Four-year sentence in The Station nightclub fire
As detailed in this news report from Rhode Island, "Superior Court Judge Francis J. Darigan today sentenced Daniel Biechele to 15 years in prison, with four to serve and 11 years suspended, for his role in setting off the disastrous Station nightclub fire." (Responding to this recent post about the case, commentors were in the ballpark with their predictions.) Here are more details from the news report:
The sentence brought gasps from some of those in the courtroom, and some family members later expressed anger. "This is a total travesty of justice. This boy is going to walk in four years. Is my brother and sister-in-law going to come home? No," said Theo Suffoletto, who lost his brother and sister-in-law Benjamin and Linda Suffoletto. Diane Mattera, mother of Tammy Mattera-Housa, walked from the courthouse, crying, shaking her head and saying, "Four years, 100 people."
In handing down the much-anticipated sentence, Darigan noted Biechele's sense of remorse, good background, potential for rehabilitation and willingness to accept responsibility. He also took great pains to explain the differences between charges related to causing the death of another, from murder to involuntary manslaughter.

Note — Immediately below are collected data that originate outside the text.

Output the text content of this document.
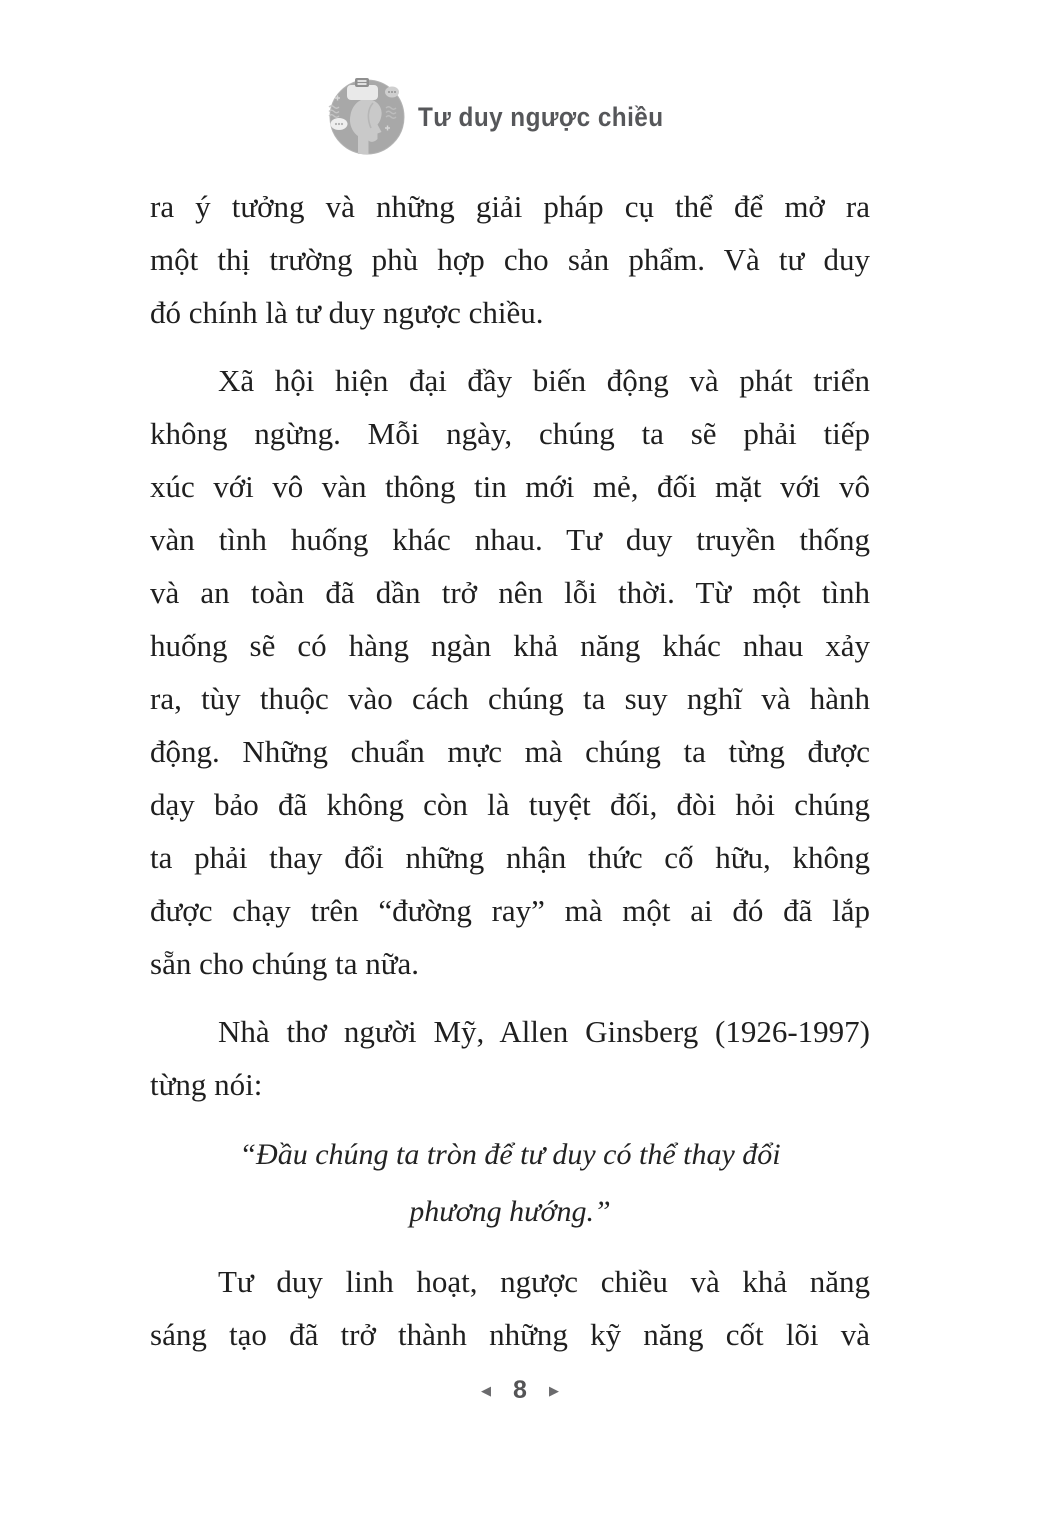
Tư duy ngược chiều
ra ý tưởng và những giải pháp cụ thể để mở ra
một thị trường phù hợp cho sản phẩm. Và tư duy
đó chính là tư duy ngược chiều.
Xã hội hiện đại đầy biến động và phát triển
không ngừng. Mỗi ngày, chúng ta sẽ phải tiếp
xúc với vô vàn thông tin mới mẻ, đối mặt với vô
vàn tình huống khác nhau. Tư duy truyền thống
và an toàn đã dần trở nên lỗi thời. Từ một tình
huống sẽ có hàng ngàn khả năng khác nhau xảy
ra, tùy thuộc vào cách chúng ta suy nghĩ và hành
động. Những chuẩn mực mà chúng ta từng được
dạy bảo đã không còn là tuyệt đối, đòi hỏi chúng
ta phải thay đổi những nhận thức cố hữu, không
được chạy trên “đường ray” mà một ai đó đã lắp
sẵn cho chúng ta nữa.
Nhà thơ người Mỹ, Allen Ginsberg (1926-1997)
từng nói:
“Đầu chúng ta tròn để tư duy có thể thay đổi
phương hướng.”
Tư duy linh hoạt, ngược chiều và khả năng
sáng tạo đã trở thành những kỹ năng cốt lõi và
◀ 8 ▶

A helpful colleague watching on CourtTV informed me of the particulars of the sentencing proceeding, which seemed rich with drama and thoughtful discussion of sentencing purposes (and was free of guideline calculations). Additional press coverage is available here and here.
It will be interesting to hear reactions in the hours and days ahead.
UPDATE: TalkLeft has this extended post about the sentencing of Daniel Biechele, which points to this AOL page where you can vote whether you think the sentence is "about right" or "too harsh" or "too light." As of 6pm, with nearly 25,000 votes, 38% of respondents are calling the sentence about right while 31% are calling the sentence too harsh and another 31% are calling it too light.
Arizona Supreme Court upholds 200-year sentence for possessing child porn
As explained in this news report, though "some members of Arizona's highest court expressed unease," the Arizona Supreme Court today affirmed "a 200-year prison sentence imposed on a former Phoenix high school teacher for possessing child pornography" over the defendant's claim "that his sentence violated the U.S. Constitution's Eighth Amendment protections against cruel and unusual punishment." The court's lengthy and interesting opinion in Arizona v. Berger, No. CR-05-0101-PR (Ariz. May 10, 2006), can be accessed here. I may have some comments in a later post once I have a chance to read the majority opinion and the two concurrences.